Enfant, je me demandais toujours pourquoi elle avait l'air si triste, pourquoi marchait- elle toujours légèrement en avant, pourquoi certaines personnes la traitaient comme une personne fragile sur le point de se briser.
Maman pleurait.
Elle pleurait en nous regardant, moi et mon frère quand nous jouions dans le jardin.
Maman pleurait
Elle semblait si désespérée quand papa se blessait, avait une expression si triste quand elle voyait la jambe de papa. Quand j'étais petite, je pensais que tous les papas avaient une jambe en fer, qui sonnait à chaque pas.
Maman pleurait
Elle pleurait le soir, avant de se coucher, elle pleurait quand on lui demandait de parler de grand père, de son enfance, elle s’arrachait les cheveux comme un oiseau s’arrache les plumes.
Maman pleurait
Elle pleurait quand Gale, un ami de la famille venait nous rendre visite, avec sa femme de temps en temps, souvent sans. Papa le regardait, une flamme de défi dans les yeux, puis ils s'enfermaient tous les trois dans le bureau de maman, on l'entendait crier et des fois certaines phrases comme "C'est de ta faute qu'elle est morte!" nous parvenaient au dessus des cris. On se regardait mon frère et moi, interloqués.
Maman pleurait
Elle fondait en larmes quand on lui demandait d'intervenir dans une des classes des grands de l'école. Puis elle prenait sur elle
Maman pleurait
Maintenant, je connais la cause de ses larmes, du haut de mes quatorze ans, j'ai étudié son expérience dans les livres d'histoire, je l'ai vu intervenir et nous parler des Hunger Games sous la fascination de la classe lui posant des questions déplacées telles que: ça fait quoi de tuer? Elle disait que c'était plus facile que ça en avait l'air, l'instinct guidait le corps afin de survivre.

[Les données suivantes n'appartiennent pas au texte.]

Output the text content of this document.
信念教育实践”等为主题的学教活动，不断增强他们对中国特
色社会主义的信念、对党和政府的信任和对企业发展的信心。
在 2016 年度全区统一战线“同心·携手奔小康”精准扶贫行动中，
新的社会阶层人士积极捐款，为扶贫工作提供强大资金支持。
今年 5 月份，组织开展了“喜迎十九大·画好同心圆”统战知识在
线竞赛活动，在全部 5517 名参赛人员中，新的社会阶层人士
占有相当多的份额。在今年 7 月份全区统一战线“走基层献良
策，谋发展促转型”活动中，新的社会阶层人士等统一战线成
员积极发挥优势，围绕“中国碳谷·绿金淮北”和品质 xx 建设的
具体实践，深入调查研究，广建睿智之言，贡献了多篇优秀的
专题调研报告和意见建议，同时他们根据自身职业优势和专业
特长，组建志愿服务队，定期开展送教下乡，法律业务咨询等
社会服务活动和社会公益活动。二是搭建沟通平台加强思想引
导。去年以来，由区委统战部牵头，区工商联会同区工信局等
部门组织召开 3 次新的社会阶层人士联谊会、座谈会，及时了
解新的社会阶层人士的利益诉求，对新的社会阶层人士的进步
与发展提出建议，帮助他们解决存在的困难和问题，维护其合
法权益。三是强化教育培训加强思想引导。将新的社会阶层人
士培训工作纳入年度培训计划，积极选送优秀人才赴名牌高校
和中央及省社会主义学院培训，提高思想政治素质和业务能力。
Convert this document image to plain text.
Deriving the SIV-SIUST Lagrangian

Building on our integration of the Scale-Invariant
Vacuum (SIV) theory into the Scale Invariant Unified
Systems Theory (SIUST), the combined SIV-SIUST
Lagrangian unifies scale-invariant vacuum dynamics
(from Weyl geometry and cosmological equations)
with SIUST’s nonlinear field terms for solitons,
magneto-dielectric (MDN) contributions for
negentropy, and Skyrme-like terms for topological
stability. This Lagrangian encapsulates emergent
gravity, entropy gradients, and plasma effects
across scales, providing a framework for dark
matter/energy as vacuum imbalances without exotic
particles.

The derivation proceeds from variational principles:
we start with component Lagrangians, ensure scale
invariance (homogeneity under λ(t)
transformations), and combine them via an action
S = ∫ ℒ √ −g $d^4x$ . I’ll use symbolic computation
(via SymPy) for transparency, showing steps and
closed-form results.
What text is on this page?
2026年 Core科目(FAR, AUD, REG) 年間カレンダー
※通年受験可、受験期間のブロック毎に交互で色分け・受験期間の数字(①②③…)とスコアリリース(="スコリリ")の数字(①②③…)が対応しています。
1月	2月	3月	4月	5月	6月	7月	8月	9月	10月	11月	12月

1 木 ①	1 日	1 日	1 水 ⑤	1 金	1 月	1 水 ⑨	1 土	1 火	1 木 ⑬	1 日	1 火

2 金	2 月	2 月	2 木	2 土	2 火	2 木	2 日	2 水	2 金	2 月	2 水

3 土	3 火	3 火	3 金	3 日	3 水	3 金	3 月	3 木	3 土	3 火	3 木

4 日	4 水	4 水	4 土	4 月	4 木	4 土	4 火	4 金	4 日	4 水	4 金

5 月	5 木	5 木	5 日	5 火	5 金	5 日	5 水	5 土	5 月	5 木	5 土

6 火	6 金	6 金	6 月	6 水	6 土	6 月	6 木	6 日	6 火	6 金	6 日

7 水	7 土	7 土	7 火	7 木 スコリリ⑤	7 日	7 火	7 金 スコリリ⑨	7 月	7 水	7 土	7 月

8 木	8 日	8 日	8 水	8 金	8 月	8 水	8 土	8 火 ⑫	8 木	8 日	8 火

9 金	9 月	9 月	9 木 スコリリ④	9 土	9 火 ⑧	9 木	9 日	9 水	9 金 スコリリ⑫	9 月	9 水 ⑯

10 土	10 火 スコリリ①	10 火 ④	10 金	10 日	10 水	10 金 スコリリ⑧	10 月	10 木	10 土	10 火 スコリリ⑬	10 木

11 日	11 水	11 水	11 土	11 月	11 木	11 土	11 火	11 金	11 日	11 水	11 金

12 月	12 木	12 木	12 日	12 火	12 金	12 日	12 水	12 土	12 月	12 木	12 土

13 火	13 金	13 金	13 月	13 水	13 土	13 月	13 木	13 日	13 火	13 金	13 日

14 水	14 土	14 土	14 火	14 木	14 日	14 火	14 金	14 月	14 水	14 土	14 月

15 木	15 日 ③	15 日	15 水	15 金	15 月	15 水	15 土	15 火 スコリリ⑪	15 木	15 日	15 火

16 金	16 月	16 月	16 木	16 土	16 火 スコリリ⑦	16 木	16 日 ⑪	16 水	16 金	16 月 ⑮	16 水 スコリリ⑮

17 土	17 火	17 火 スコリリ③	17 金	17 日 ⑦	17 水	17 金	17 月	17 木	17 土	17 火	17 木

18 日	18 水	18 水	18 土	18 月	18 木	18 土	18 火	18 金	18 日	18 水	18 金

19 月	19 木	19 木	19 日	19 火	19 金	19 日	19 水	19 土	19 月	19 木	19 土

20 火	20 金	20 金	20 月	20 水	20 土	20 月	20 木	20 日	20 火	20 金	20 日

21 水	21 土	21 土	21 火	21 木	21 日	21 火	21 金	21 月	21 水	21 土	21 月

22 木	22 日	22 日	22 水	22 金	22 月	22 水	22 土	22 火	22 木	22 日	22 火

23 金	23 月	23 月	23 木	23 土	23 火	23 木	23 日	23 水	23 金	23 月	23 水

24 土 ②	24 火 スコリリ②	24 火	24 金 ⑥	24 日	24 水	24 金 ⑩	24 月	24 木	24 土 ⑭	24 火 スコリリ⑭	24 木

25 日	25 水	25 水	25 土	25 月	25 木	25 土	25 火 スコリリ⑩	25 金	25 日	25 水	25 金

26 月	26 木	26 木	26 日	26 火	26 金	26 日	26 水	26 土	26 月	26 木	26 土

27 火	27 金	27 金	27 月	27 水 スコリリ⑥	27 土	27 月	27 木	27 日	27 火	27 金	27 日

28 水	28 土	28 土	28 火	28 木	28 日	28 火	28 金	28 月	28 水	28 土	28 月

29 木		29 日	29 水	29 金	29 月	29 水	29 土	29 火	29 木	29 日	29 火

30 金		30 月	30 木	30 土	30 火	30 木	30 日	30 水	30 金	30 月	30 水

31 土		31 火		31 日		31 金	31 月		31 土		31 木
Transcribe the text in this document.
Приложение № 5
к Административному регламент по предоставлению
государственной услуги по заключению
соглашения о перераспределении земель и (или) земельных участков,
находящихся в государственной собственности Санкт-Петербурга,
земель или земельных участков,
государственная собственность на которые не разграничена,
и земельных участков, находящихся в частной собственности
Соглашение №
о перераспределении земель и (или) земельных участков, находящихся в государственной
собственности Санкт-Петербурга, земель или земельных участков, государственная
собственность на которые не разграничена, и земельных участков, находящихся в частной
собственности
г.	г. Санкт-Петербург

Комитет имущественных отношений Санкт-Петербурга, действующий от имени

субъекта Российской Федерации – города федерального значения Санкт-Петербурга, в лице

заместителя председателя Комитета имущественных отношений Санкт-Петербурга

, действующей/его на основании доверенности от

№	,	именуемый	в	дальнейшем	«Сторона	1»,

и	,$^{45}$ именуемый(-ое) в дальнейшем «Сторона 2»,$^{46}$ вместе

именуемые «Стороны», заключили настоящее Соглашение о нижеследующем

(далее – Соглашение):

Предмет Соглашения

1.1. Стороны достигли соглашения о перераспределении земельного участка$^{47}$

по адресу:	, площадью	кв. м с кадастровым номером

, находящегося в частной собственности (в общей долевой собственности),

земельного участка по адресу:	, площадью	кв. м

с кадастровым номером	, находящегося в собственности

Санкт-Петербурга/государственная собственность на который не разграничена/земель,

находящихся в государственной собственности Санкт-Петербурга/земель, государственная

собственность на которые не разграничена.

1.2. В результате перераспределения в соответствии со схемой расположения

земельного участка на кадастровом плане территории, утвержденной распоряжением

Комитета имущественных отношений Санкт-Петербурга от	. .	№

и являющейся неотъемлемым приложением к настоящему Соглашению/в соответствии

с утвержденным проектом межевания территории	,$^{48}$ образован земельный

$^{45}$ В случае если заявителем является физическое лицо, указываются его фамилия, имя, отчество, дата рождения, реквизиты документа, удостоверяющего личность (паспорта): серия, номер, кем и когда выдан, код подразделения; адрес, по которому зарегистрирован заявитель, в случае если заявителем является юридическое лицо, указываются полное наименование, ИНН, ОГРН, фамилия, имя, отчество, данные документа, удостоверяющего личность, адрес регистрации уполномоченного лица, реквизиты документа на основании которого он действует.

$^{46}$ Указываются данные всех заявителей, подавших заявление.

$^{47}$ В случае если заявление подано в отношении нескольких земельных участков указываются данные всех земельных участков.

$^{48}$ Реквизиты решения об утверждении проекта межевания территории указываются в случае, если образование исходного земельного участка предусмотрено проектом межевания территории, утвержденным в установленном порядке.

Maman pleurait en visionnant les cassettes de cette époque révolue. Elle se faisait mal en sélectionnant des cassettes de nombreux cartons. Certains jeux revenaient plus souvent que d'autres: le vingt cinquième, le cinquantième, le soixante cinquième, les soixante quatorze et soixante quinzièmes...
Maman criait
Je m'en suis rendue compte quand elle rangeait la maison, elle nous avait envoyés chez l'épicier mon frère et moi, à l'autre bout du district et j'avais oublié le porte monnaie. Je la voyais retourner les caisses, les monter au grenier à toute vitesse puis se résigner et les redescendre dans un cri, une cassette de spots de propagande à la main, Papa lui frottait le bras, lui disait qu'elle se faisait mal, et il avait bien raison, le geai perdait espoir...
Maman pleurait
Mais maintenant, ses larmes se sont taries, elles appartiennent au passé, remplacées par des larmes de sang tandis que son corps était à terre.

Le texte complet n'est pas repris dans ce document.